US moves to revoke claim that soy protein protects the heart

A technician collects samples of soy beans to analyse them at the industrial complex of the Louis Dreyfus Company in General Lagos, Santa Fe province, Argentina on Sept 13, 2017.
A technician collects samples of soy beans to analyse them at the industrial complex of the Louis Dreyfus Company in General Lagos, Santa Fe province, Argentina on Sept 13, 2017.PHOTO: AFP

(REUTERS) - The US Food and Drug Administration on Monday (Oct 30) proposed a rule revoking the right of companies to claim soy protein protects the heart, while potentially allowing a more circumspect health claim.

The agency said studies published since the FDA authorised the claim in 1999 have shown inconsistent results. This is the first time the FDA has revoked a health claim.

"Our review of that evidence has led us to conclude that the relationship between soy protein and heart disease does not meet the rigorous standard for an FDA-authorised health claim," the agency said in a statement.

The FDA said that if its proposed rule is finalised, it would consider allowing the use of a qualified health  claim, which requires a lower scientific standard of evidence than an authorised  claim.  

The move comes nearly a decade after  the FDA announced its intent  to re-evaluate the scientific evidence for certain health claims, including  the one that soy  proteinmay lower the risk of heart disease.  

The American Heart Association has long advocated revoking the soy health claim. In a 2008 comment on the FDA’s intent to re-evaluate the evidence, the association said: “Direct cardiovascular health benefit of soy protein or isoflavone supplements is minimal at best.”
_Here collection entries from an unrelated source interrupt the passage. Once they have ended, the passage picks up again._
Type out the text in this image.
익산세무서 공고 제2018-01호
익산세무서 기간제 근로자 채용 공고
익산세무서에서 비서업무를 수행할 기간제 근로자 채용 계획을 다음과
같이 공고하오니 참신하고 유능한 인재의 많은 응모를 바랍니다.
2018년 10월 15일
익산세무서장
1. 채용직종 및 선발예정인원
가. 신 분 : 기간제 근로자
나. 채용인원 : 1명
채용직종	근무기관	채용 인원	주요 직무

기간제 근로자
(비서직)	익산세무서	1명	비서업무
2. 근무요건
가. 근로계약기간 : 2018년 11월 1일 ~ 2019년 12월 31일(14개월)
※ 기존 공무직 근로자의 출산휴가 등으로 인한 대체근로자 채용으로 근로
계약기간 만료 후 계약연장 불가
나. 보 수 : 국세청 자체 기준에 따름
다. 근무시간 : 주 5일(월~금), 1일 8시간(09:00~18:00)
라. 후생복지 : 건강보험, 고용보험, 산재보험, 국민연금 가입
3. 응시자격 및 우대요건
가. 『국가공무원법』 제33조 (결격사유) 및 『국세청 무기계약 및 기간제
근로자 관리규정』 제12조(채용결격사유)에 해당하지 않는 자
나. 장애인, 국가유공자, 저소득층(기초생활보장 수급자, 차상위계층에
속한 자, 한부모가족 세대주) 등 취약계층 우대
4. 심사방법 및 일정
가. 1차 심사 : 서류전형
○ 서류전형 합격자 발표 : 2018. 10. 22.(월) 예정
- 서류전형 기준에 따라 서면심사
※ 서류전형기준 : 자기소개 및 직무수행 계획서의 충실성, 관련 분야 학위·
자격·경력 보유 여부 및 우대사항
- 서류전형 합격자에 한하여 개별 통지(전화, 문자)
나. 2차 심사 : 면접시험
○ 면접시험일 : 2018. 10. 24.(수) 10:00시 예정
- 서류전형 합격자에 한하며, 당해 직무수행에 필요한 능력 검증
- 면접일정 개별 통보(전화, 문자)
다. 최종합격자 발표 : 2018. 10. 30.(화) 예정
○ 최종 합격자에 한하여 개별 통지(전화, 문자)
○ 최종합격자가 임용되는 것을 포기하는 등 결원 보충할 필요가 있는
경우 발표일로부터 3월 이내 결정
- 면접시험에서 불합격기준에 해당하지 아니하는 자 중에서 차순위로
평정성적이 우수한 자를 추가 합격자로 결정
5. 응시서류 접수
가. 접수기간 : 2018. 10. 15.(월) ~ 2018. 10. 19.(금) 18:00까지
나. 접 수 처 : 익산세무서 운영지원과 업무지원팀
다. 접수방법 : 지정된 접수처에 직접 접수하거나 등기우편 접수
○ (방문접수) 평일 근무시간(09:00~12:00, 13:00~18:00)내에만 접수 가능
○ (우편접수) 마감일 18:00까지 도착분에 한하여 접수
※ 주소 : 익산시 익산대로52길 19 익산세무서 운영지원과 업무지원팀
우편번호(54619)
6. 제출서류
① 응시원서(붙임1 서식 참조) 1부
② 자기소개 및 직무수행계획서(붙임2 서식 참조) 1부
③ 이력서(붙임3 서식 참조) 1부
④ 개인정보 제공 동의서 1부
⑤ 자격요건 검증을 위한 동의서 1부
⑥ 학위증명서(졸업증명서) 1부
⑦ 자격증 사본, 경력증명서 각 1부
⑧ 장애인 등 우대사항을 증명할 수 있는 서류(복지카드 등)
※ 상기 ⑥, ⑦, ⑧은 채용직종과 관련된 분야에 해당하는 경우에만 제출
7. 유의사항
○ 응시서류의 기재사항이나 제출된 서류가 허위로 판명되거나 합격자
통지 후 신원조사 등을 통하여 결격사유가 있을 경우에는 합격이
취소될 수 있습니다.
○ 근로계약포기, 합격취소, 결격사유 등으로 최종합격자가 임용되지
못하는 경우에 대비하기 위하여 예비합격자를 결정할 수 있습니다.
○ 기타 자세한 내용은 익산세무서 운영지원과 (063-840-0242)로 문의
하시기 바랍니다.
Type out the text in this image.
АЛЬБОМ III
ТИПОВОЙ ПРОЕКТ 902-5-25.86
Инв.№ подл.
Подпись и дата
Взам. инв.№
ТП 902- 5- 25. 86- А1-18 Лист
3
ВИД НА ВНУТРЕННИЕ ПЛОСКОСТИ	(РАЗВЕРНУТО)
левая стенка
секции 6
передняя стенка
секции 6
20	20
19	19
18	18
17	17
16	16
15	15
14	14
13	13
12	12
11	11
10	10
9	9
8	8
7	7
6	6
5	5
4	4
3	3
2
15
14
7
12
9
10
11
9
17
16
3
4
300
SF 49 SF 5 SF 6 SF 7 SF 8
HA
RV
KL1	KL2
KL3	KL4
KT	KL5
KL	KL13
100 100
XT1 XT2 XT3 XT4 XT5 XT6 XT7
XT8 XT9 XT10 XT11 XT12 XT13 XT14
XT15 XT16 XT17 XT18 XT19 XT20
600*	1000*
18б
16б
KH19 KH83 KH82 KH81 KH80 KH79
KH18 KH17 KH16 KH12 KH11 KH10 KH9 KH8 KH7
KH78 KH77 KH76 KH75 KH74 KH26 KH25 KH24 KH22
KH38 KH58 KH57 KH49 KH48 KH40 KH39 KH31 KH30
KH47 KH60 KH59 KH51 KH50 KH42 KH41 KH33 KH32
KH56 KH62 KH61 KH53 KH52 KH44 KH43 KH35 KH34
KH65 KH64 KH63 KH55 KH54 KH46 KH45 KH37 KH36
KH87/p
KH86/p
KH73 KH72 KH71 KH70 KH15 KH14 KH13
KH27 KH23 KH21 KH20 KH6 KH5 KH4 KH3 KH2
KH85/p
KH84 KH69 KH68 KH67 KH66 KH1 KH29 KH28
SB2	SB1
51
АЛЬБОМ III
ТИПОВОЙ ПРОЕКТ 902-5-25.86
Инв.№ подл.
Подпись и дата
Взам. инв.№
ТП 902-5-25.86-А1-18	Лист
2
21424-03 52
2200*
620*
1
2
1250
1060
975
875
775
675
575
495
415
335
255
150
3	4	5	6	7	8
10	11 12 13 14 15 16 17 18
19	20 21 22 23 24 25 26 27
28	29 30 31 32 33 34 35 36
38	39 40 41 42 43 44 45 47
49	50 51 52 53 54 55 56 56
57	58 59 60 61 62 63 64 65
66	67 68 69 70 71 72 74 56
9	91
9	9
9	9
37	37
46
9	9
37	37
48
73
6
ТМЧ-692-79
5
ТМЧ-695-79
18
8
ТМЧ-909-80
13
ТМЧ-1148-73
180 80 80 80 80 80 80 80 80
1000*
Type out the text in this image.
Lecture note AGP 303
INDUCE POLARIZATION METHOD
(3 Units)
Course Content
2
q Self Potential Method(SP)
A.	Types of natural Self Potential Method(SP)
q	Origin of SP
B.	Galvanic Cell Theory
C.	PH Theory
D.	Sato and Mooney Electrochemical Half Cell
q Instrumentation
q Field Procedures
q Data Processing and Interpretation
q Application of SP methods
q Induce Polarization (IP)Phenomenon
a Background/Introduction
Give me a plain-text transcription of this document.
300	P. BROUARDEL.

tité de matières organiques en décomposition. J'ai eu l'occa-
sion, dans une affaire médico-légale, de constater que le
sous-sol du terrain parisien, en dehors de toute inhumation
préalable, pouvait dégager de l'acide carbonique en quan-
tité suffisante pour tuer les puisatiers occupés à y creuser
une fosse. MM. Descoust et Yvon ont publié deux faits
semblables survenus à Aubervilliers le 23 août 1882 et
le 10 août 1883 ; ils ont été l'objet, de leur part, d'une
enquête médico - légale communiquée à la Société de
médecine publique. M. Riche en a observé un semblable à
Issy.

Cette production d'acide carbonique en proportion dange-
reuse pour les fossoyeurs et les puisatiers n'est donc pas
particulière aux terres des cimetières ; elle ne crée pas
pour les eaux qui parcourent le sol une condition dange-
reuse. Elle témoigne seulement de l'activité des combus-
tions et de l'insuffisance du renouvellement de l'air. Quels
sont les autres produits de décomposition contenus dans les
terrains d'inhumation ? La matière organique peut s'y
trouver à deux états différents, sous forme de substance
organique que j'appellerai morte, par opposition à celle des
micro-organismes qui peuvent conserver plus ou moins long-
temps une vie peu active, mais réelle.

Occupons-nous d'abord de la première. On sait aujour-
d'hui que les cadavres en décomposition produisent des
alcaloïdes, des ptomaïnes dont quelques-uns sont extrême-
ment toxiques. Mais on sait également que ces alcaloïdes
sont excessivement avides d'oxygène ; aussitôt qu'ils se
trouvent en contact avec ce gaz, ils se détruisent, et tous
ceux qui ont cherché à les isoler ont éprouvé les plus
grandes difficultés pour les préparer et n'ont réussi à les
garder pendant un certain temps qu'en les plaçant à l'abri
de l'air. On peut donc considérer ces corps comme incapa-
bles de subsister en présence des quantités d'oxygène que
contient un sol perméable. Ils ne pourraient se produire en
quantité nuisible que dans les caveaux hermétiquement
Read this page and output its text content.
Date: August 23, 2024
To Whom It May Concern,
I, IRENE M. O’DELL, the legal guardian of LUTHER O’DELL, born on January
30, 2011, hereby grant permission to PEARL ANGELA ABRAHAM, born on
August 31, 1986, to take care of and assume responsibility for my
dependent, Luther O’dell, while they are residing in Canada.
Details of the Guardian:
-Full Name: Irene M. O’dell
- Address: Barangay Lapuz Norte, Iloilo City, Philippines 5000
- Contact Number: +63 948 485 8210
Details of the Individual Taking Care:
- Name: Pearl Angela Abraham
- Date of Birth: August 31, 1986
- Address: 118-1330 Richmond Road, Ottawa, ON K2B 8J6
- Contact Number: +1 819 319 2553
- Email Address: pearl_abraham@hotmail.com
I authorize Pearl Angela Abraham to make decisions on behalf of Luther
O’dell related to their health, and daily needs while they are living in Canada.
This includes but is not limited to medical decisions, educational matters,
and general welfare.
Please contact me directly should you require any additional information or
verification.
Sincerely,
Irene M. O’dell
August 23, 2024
In the same comment, the association urged the FDA not to allow the use of a qualified health claim. 

“Consumer research conducted by AHA, the FDA and others has repeatedly shown that despite the presence of qualifying language, consumers do not understand qualified health claims and do not understand that they are based on limited and varying degrees of evidence,” the organisation said. 

American Heart Association officials were not immediately available to comment on the FDA’s most recent announcement.